Al nacer nos llega, como si de una obra maestra se tratara, la vida; y el elixir que la rodea nos hace soñar con el edén. Es tal la pureza de nuestra mente infantil que nuestros dichos se elevan al frenesí de la idea dejando nuestros hechos lamentablemente sobre la alfombra terrena.
Crecemos día a día siguiendo los sabios consejos de nuestros progenitores, consejos recogidos indudablemente de los fracasos y aciertos que han recopilado a lo largo de sus respectivas edades en ese otro “edén” que en nada se parece al nuestro. Quizá la vida, que es una señora a la que todo el mundo quiere, nunca disfrutó de una infancia como la nuestra y tal vez naciera condenada a ser la pariente más cercana de la muerte.

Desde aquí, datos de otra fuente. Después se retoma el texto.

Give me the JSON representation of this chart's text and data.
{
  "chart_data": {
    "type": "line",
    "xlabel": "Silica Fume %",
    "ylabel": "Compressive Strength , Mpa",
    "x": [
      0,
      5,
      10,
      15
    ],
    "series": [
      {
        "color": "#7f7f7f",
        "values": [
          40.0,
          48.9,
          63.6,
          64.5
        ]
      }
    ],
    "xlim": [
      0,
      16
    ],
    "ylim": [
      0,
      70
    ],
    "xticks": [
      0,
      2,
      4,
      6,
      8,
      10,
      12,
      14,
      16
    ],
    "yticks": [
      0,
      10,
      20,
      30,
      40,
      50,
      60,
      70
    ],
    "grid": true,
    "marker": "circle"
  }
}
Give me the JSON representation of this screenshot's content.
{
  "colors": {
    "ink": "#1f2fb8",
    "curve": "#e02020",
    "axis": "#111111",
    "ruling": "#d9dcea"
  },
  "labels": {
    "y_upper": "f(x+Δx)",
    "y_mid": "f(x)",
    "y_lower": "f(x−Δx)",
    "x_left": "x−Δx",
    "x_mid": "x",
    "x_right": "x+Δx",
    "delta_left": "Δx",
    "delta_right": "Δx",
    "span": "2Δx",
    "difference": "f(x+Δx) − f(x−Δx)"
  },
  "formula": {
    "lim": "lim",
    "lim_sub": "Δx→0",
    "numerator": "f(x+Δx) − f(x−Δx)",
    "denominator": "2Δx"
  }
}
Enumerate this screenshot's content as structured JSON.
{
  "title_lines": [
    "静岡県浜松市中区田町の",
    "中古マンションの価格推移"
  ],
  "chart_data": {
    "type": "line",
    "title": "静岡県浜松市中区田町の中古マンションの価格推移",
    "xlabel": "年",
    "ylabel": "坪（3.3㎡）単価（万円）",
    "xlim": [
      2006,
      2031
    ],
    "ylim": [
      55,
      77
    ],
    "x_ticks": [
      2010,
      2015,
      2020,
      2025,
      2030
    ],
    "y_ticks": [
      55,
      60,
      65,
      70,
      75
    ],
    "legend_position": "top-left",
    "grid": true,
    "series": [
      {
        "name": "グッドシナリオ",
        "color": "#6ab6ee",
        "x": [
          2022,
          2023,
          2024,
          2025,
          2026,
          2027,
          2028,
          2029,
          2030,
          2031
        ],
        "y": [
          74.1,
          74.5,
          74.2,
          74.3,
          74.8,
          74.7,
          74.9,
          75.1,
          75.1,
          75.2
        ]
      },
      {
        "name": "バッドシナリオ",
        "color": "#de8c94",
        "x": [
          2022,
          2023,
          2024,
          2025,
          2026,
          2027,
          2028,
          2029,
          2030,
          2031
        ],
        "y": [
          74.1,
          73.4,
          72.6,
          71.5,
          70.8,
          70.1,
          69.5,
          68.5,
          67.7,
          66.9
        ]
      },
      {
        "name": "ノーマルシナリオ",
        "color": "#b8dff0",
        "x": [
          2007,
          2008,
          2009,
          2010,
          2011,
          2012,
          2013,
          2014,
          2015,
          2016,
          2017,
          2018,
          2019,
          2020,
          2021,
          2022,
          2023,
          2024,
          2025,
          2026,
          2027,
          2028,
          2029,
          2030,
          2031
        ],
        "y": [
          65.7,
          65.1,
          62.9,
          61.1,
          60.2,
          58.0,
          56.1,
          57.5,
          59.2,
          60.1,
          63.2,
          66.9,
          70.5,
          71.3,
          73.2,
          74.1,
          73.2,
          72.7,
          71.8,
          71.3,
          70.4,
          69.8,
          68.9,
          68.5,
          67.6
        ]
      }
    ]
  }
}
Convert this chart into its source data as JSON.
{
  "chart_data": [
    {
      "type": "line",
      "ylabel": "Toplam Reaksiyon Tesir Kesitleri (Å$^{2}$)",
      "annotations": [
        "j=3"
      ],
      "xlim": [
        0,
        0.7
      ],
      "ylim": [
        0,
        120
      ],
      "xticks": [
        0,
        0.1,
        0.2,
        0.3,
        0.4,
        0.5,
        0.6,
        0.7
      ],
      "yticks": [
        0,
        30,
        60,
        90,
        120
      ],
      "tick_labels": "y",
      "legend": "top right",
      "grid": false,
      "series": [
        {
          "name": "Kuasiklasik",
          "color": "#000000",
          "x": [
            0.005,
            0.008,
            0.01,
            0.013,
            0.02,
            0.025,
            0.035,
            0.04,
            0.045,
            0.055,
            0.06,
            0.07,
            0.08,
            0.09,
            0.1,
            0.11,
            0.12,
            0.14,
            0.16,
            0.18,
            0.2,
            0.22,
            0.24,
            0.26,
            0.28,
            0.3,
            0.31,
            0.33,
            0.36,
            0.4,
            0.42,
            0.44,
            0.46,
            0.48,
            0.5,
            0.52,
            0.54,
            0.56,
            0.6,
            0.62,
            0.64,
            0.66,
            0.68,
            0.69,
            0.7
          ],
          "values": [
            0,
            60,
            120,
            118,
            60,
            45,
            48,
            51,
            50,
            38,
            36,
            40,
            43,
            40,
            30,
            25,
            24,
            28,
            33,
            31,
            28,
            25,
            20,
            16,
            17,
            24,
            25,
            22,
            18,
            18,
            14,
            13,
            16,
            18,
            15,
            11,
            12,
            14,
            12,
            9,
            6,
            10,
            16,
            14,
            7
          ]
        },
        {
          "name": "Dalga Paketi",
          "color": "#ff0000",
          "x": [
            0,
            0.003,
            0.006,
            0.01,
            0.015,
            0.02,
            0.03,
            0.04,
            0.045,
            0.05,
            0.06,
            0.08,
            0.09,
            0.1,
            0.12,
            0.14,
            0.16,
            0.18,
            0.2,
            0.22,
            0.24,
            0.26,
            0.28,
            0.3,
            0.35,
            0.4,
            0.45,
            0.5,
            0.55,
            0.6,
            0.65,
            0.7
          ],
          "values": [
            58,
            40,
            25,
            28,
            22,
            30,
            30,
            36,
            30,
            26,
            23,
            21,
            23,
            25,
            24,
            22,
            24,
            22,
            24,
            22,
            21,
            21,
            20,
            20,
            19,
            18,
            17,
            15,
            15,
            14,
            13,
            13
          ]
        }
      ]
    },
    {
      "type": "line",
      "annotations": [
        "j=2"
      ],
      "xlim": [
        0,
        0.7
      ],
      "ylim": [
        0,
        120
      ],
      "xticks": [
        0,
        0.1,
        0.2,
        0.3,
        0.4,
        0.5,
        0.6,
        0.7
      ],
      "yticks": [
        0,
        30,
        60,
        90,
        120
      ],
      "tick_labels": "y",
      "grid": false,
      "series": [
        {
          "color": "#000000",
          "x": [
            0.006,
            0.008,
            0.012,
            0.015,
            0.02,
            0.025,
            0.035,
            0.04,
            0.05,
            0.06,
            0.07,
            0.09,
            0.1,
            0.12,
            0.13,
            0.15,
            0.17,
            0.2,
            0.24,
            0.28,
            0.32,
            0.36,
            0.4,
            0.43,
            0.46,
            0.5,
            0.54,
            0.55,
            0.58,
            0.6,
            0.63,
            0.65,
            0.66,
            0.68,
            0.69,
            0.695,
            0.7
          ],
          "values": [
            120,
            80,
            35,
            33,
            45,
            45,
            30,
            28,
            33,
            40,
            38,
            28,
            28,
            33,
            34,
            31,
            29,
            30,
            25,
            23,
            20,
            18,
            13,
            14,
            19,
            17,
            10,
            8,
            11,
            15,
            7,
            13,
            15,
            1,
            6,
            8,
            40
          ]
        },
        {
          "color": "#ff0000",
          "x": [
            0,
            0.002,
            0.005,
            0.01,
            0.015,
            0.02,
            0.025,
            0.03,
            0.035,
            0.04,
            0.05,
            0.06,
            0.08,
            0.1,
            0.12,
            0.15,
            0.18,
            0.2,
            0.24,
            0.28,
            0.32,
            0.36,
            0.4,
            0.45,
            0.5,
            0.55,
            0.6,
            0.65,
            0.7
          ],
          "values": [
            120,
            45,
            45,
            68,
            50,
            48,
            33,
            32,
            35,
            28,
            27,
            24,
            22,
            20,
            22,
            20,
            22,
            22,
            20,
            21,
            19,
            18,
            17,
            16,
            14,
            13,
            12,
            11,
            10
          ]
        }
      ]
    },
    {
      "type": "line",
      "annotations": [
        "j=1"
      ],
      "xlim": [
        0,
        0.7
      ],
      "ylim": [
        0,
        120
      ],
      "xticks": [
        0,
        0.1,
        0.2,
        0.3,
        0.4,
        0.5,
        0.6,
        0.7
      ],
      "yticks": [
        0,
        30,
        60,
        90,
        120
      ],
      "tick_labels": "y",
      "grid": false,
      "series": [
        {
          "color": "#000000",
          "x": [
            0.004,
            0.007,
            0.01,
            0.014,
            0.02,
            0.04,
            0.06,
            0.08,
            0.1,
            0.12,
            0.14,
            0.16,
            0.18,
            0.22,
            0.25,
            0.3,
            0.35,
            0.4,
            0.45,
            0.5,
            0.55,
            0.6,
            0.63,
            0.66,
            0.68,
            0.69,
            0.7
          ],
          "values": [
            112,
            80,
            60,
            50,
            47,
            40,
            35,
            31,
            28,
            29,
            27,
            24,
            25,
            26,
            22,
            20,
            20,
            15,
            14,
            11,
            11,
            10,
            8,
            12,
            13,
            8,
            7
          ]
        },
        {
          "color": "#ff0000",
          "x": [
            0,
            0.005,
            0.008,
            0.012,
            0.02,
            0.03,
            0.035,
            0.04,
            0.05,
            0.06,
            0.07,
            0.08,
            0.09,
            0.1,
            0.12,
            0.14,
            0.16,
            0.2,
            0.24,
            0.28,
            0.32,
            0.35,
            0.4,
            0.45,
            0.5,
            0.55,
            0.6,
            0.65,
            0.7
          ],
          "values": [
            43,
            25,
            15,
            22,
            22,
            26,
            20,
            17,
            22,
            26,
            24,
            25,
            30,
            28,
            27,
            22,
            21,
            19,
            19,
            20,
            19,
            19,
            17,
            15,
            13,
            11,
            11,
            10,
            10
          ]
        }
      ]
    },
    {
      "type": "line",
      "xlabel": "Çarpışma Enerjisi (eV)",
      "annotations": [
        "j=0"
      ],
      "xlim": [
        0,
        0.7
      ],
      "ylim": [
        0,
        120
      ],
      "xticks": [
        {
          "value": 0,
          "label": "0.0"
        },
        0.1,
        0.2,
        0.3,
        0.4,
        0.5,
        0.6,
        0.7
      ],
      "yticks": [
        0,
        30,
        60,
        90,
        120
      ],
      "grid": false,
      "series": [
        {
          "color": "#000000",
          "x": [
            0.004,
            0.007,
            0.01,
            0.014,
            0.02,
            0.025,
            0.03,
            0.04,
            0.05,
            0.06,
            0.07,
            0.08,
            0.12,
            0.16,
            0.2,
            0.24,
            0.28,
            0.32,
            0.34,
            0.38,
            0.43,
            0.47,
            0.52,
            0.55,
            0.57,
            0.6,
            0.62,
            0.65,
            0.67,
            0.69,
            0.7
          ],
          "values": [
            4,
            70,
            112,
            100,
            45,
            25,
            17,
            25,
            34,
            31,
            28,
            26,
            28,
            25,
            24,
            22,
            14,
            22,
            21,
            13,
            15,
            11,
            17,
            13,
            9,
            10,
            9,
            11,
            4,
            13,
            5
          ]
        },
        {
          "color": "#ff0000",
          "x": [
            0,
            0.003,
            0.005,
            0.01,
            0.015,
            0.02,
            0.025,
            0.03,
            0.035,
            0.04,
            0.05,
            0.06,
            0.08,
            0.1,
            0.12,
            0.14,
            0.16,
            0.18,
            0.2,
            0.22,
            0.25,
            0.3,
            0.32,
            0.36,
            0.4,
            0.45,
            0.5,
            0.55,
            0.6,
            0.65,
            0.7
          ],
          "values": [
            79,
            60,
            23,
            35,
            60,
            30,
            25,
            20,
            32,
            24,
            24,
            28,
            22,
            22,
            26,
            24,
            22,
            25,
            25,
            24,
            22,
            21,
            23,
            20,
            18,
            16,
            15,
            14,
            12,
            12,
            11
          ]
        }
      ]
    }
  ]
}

Cuando nos acercamos a esa edad en la que nuestro raciocinio interpreta, a su modo, las más sólidas bases de la filosofía e intentamos demostrar que no todo en política han de ser palabras e irremediablemente hay que pasar a los hechos, nos damos de bruces con la malparida de todas las palabras: IMPOTENCIA.
Pero… ¿Impotencia por ser joven? No. Impotencia por tener que claudicar ante un sistema tan autoritario como cínico (véase en las diferentes negociaciones que afectan a los nacionalistas). El estado negocia ostentando el parabién del gobierno, cuando debería ser lo contrario, me explico: debería ser el gobierno quien negociara si el pueblo le diera el parabién. En todo caso habría que ver los resultados, mediante referéndum, en las distintas comunidades autónomas, a la pregunta: ¿Quiere V.D. que su país autónomo se independice?
Ciertamente habría que ahondar muchísimo, ya por la decisión en sí, ya por la información a tener en cuenta. Bien es verdad que esa decisión la hemos tenido que tomar un día de nuestra vida al pretender emanciparnos, pero sin desarraigos importantes para con los nuestros, ni mucho menos utilizar vocablos malsonantes contra ellos.
En esta guerra sucede a menudo la dialéctica, los formalismos e incluso la educación inestabilizan, por así decirlo, la moralidad plural de los que, sin duda, tienen en sus manos el verdadero poder -el pueblo -, y la juventud se da perfectamente cuenta de ello; así pues, cuando algún que otro vejestorio escupe su ilimitada verborrea no dejando de aludir constantemente a los tiempos en que su preparación política era digna y le impedía decir estupideces, lo mejor es apagar el medio de difusión y pensar en uno mismo y reflexionar sobre el enorme sufrimiento agolpado en toda la sociedad que a sí misma se cree libre. No. No hay libertad. Nuestra libertad está condicionada, nuestras leyes acusan el desamparo de los más necesitados de justicia en detrimento de los grandes capitales, nada a lo que hoy asistimos tiene que ver con ese “edén” que infantilmente soñábamos.
Nada excepto esa impronta de juventud, que, sin darnos cuenta, perdemos, merece la pena y es la estación más hermosa y envidiada de nuestra efímera existencia por cuantas cualidades en ella se alcanzan. Bien plasmado lo dejó escrito por los siglos de los siglos nuestro poeta Rubén Darío: “Juventud, divino tesoro”.